A Comuna 13 — o centro nervoso do terror, a região mais violenta da cidade — tornou-se um laboratório a céu aberto de políticas públicas e inovação social. Uma integração de tecnologias que eles chamam de “acupuntura social”. Moradias comunitárias, casa de Justiça, saneamento básico, água potável, biblioteca-parque, quadra poliesportiva, calçada alargada, escada rolante e o metrocable — o sistema de teleféricos conectado a um eficiente metrô.
Em outras áreas, houve a revitalização de espaços públicos. Avenidas foram devolvidas a pedestres, construíram-se galerias de arte e museus. Colocaram de pé o Ruta N, um centro de inovação e negócios focado em melhorar a qualidade de vida do cidadão por meio da ciência e da tecnologia.
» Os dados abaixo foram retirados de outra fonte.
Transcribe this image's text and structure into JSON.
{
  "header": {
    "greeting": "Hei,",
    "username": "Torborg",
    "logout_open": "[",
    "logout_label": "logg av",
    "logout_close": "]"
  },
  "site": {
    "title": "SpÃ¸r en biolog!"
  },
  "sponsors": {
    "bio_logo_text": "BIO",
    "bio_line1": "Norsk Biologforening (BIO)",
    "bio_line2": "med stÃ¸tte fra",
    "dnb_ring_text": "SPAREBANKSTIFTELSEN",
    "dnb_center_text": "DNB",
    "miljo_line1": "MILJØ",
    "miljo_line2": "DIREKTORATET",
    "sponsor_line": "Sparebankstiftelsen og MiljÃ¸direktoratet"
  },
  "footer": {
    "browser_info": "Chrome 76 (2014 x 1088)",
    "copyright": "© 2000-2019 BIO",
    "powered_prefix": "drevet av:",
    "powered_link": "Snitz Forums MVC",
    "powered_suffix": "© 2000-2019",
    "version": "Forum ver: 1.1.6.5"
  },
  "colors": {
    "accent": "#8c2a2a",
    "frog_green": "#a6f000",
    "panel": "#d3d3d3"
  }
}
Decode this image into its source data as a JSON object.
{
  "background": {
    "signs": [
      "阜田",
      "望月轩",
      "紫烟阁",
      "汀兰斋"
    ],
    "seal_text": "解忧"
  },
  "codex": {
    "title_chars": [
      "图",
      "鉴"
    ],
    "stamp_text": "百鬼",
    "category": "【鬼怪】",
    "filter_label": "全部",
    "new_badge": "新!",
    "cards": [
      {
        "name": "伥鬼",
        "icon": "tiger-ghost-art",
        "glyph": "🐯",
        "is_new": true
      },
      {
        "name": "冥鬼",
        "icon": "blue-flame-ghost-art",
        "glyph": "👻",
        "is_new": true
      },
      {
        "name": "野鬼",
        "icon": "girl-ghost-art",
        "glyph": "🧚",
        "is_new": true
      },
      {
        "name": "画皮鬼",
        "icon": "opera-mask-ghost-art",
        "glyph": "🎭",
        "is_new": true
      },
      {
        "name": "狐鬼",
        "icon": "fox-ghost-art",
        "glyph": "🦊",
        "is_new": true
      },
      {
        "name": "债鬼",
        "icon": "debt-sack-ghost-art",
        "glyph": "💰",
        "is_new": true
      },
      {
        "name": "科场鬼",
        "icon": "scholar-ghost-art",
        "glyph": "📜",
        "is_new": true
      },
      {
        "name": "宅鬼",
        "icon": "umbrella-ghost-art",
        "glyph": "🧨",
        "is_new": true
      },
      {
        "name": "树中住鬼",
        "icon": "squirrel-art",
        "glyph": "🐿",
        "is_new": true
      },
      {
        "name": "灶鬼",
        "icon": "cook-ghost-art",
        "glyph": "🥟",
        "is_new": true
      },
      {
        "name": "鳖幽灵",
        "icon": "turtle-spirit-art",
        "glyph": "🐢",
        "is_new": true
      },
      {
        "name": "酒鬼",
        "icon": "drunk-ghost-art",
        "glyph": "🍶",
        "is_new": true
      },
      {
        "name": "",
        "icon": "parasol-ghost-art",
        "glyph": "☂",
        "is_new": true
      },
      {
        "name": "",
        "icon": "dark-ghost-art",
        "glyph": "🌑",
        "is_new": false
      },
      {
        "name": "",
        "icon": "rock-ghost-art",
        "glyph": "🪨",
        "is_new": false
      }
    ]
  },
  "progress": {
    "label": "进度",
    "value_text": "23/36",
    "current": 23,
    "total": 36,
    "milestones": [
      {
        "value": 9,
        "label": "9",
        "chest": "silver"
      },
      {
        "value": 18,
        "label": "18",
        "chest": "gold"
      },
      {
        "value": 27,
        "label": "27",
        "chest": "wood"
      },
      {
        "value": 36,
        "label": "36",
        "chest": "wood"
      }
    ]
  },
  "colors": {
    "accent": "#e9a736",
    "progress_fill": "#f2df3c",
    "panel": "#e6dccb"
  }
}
Por causa da integração de políticas e tecnologias sociais, é possível dizer que os pobres de Medellín são menos pobres que os demais pobres da América Latina. A bomba-relógio foi desarmada. E Medellín, merecidamente, foi eleita a cidade mais inovadora do mundo, vencendo Nova York e Tel Aviv, em competição realizada pelo Instituto Urband Land. A mais impressionante reviravolta urbana dos tempos modernos.
A pergunta central é: como isso aconteceu?
Murilo Cavalcanti nos apresentou ao ex-secretário de Desenvolvimento Social de Medellín Jorge Melguizo. Andando pelas ruas, em horas de aula, ele nos mostrou o caminho das pedras, onde se destacam seis pilares.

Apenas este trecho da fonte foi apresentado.